Somos todas tia Beth

Eu não conheço a tia Beth, não pessoalmente. Mas ela existe e é tia de uma amiga minha aqui de Portugal.

Tudo começou quando estávamos conversando sobre maternidade no nosso grupo de whatsapp só de mulheres. Foi no fim de 2021 e cada uma estava contando sobre suas dificuldades e compartilhando coisas sobre os filhos.

Eis que essa amiga, que andava meio sumida, entrou na conversa só pra dizer que ela tava só a tia Beth.
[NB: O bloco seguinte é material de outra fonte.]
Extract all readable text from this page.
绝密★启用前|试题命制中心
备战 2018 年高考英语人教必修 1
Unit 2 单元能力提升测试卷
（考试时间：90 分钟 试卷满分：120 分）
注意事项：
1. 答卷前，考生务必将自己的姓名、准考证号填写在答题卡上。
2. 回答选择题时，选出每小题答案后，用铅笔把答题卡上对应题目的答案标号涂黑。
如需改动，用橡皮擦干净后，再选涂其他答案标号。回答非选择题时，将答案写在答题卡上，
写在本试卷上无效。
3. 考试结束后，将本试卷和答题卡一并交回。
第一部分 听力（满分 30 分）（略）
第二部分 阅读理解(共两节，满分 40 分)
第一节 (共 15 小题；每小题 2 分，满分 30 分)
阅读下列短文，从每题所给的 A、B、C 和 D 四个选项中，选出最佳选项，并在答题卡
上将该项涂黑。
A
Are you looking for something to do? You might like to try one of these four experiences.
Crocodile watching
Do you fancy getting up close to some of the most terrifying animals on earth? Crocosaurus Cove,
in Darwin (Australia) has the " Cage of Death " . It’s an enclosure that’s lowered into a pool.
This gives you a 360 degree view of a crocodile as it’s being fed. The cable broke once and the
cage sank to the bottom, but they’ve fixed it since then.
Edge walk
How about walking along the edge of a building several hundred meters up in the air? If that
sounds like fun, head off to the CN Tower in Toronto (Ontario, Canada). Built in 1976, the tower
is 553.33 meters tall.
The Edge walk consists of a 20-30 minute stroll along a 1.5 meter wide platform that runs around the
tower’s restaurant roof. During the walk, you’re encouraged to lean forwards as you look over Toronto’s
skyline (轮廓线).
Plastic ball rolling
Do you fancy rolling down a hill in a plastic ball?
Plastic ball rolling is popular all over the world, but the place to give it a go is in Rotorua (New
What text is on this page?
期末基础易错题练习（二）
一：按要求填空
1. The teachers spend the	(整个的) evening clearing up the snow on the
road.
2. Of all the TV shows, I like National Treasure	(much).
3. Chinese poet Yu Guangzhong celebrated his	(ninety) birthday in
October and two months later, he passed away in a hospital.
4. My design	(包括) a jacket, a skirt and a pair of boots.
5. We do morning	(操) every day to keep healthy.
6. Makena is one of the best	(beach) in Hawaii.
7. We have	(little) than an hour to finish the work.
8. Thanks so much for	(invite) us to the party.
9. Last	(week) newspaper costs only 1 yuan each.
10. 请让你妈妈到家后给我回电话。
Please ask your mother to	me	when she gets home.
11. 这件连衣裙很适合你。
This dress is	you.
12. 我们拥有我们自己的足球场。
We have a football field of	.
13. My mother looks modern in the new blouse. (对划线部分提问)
E explicou que Beth era uma tia dela que, quando mais jovem, a família dizia que parecia que estava sempre drogada, porque o mundo podia estar caindo que ela tava lá, só olhando e esperando o desastre acontecer.

E com os filhos não era diferente, às vezes eles estavam destruindo a casa e ela tava lá, sentada, olhando para o infinito.

Imediatamente todas se identificaram. Todas nós lembramos de uma situação ou outra em que os filhos estavam tocando o terror e a gente não tinha forças pra reagir, ficava lá, olhando tudo como se fosse um filme.

Tia Beth, assim como nós, e assim como quase todas as mães desse mundo, provavelmente só estava cansada. Ela sabia exatamente o que estava acontecendo, mas não tinha mais energia para se levantar.

E a maternidade é isso mesmo, ela tira nossas forças, ela vai nos desgastando até o ponto em que a gente fica sem forças para reagir.

Claro que para algumas mães é muito mais cansativo do que para outras. Tem que crianças que são mais difíceis e outras mais fáceis. Algumas mães têm mais ajuda, têm família, tem babá, tem um parceiro ou parceira presente que cumpre o seu papel, enquanto outras acabam carregando todo o trabalho pesado sozinha.

Só que o cansaço da tia Beth é diferente, é um fenômeno que, na maioria das vezes, recai sobre a mãe, independente da criança ou do apoio que ela tem. É o cansaço das pequenas decisões.

É normalmente a mãe que precisa ver se as vacinas estão em dia, se tá na hora de ir no dentista, se o sapato ficou apertado, se tem roupa limpa pra ir pra escola. E se tem que tomar vacina, precisa marcar, precisa comprar outro sapato, mas decidir se é melhor comprar um número ou dois maior. E pra quem vai esse sapato velho, será que já tem roupas que estão pequenas para serem doadas também. Tem que pensar nos brinquedos, doar alguns, talvez comprar outros, decidir que tipo de brinquedos são mais adequados. E televisão, a criança está vendo muita televisão, os programas são apropriados para a idade, e se não são tem que convencer a criança a escolher outros programas, e se ela não quiser, e se os amigos todos assistem aquele programa, o que fazer.

E a lista de pequenas decisões segue sem fim. São muitas por dia. Isoladamente elas não parecem muita coisa. O sapato apertou, compra outro. Tem que tomar vacina, marca médico. Tá vendo muita televisão, desliga o aparelho. Parece até bobagem quando a gente pensa assim, em cada uma dessas decisões.

Só que não existe uma decisão isolada, cada uma leva para mais um monte, que junta com as outras tantas que também precisam ser tomadas que estão lá, na cabeça da mãe e só da mãe.

Não é à toa que a tia Beth parecia dopada, ela estava. Não de drogas, mas de cansaço. Cansaço de carregar esse peso da maternidade nas costas, ou melhor, na cabeça, sabendo que isso não tem fim.

Eu tirei a sorte grande, tenho uma filha extremamente fácil e um marido que faz muito da parte física. Acorda cedo com ela, dá comida, dá banho, leva pro parquinho e mais um monte de coisas. Mas mesmo assim eu fico cansada, porque essas pequenas decisões ainda são minha responsabilidade, estão o tempo todo na minha cabeça.

Eu sempre achei que talvez eu me preocupasse demais e que outras mães não tivessem esse tipo de confusão e cansaço mental, mas aí fui apresentada à tia Beth e descobri que somos todas tia Beth.